Illus­tra­tion issue du Dic­tion­naire rai­son­né de l’architecture fran­çaise du XIe au XVIe siècle, par Eugène Viol­let-le-Duc.

Ron­dache

Une ron­dache est un bou­clier de forme cir­cu­laire et géné­ra­le­ment de taille moyenne. Elle est uti­li­sée dans les com­bats rap­pro­chés, ou corps à corps, comme moyen de pro­tec­tion et d’in­ti­mi­da­tion. Elle est sou­vent asso­ciée à l’é­pée courte. La ron­dache est petite, légère et sans encombre pour l’at­taque, ce qui lui donne toute sa qua­li­té lors des com­bats.

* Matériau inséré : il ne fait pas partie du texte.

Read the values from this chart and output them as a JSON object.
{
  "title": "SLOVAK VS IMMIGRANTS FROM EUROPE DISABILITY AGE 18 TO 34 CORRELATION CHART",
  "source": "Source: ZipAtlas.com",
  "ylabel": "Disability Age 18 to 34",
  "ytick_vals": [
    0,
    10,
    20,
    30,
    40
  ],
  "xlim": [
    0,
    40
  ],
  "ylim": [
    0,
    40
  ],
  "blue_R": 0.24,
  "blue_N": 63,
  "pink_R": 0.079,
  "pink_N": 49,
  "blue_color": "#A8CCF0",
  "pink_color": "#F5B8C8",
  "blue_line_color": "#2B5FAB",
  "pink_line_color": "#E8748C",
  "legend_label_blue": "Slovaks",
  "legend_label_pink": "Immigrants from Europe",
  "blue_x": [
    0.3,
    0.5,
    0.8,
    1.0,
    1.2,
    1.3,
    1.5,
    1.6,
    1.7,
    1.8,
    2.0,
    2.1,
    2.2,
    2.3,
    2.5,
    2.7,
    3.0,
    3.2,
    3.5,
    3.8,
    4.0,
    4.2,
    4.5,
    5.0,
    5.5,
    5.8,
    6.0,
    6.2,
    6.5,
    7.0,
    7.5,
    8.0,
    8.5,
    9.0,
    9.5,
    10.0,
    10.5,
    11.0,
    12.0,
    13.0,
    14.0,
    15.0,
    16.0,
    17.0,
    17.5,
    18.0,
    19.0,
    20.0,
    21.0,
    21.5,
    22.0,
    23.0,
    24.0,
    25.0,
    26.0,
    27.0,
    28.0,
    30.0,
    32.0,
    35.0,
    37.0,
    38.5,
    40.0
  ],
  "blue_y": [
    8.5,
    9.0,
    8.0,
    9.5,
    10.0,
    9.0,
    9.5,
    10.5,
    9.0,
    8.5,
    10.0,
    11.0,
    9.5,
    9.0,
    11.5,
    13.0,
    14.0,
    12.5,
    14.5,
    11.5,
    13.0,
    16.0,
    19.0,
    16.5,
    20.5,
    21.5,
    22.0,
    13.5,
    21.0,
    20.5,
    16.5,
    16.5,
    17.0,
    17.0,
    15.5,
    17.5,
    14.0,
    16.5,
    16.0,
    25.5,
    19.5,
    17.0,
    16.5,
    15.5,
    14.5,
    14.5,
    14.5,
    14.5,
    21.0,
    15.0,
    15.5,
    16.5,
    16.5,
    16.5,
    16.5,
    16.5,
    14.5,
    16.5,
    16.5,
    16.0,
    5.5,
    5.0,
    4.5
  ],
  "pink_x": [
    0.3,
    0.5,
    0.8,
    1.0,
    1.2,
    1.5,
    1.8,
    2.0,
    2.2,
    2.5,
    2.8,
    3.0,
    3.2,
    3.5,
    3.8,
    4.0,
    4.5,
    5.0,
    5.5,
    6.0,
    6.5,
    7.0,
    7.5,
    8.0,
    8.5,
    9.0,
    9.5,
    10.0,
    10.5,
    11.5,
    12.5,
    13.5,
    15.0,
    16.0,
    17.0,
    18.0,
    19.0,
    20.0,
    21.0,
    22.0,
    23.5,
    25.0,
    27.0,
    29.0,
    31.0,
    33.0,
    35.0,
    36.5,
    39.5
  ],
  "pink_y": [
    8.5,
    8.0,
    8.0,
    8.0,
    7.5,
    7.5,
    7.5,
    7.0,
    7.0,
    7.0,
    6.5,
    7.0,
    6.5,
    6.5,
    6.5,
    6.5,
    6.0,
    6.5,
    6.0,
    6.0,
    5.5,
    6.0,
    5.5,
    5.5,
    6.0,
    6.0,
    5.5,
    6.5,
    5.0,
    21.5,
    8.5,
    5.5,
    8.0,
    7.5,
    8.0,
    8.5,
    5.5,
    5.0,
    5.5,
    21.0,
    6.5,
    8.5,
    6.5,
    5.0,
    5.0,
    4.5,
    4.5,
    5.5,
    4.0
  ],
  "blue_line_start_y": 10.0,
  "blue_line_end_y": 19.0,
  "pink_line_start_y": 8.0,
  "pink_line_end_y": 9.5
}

Sa forme ronde laisse libre cours au mou­ve­ment de l’arme et dévie faci­le­ment les coups, et peut faci­le­ment être uti­li­sée pour repous­ser l’en­ne­mi en corps à corps.

Ron­dache de pare­ment : Le Laocoon
Ita­lie du Nord, (Milan ?) seconde moi­tié du XVIe siècle
Dépar­te­ment des Objets d’art, Musée du Louvre

Targe

La targe est un petit bou­clier qui se tenait à la main ou, dans des cas beau­coup plus rares, était direc­te­ment fixé sur le canon d’a­vant bras gauche si le com­bat­tant por­tait une armure. Le dia­mètre de la targe est d’au maxi­mum 40 cen­ti­mètres. Elle est consti­tuée exclu­si­ve­ment de fer et non de bois.

Targe de tour­noi, Alle­magne, vers 1450.
Metro­po­li­tan Museum of Art, New-York

Tré­bu­chet

Le tré­bu­chet fait par­tie des pièces d’artillerie médié­vales dites à contre­poids. Il s’agit d’un engin de siège qui a été uti­li­sé au Moyen Âge, soit pour détruire la maçon­ne­rie des murs, soit pour lan­cer des pro­jec­tiles par des­sus les for­ti­fi­ca­tions. Il est par­fois appe­lé «tré­bu­chet à contre­poids» afin de le dif­fé­ren­cier d’une arme plus ancienne qu’on appe­lait «tré­bu­chet à trac­tion», une ver­sion pri­mi­tive de l’engin où la force de pro­pul­sion était four­nie par des hommes et non par un contrepoids.

  • Por­tée : 200 mètres
  • Bou­lets : 80 à 100 kg
  • Cadence de tir : 1 à 2 tirs par heure
  • Ser­vants : 60

Illus­tra­tion issue du Dic­tion­naire rai­son­né de l’architecture fran­çaise du XIe au XVIe siècle, par Eugène Viol­let-le-Duc.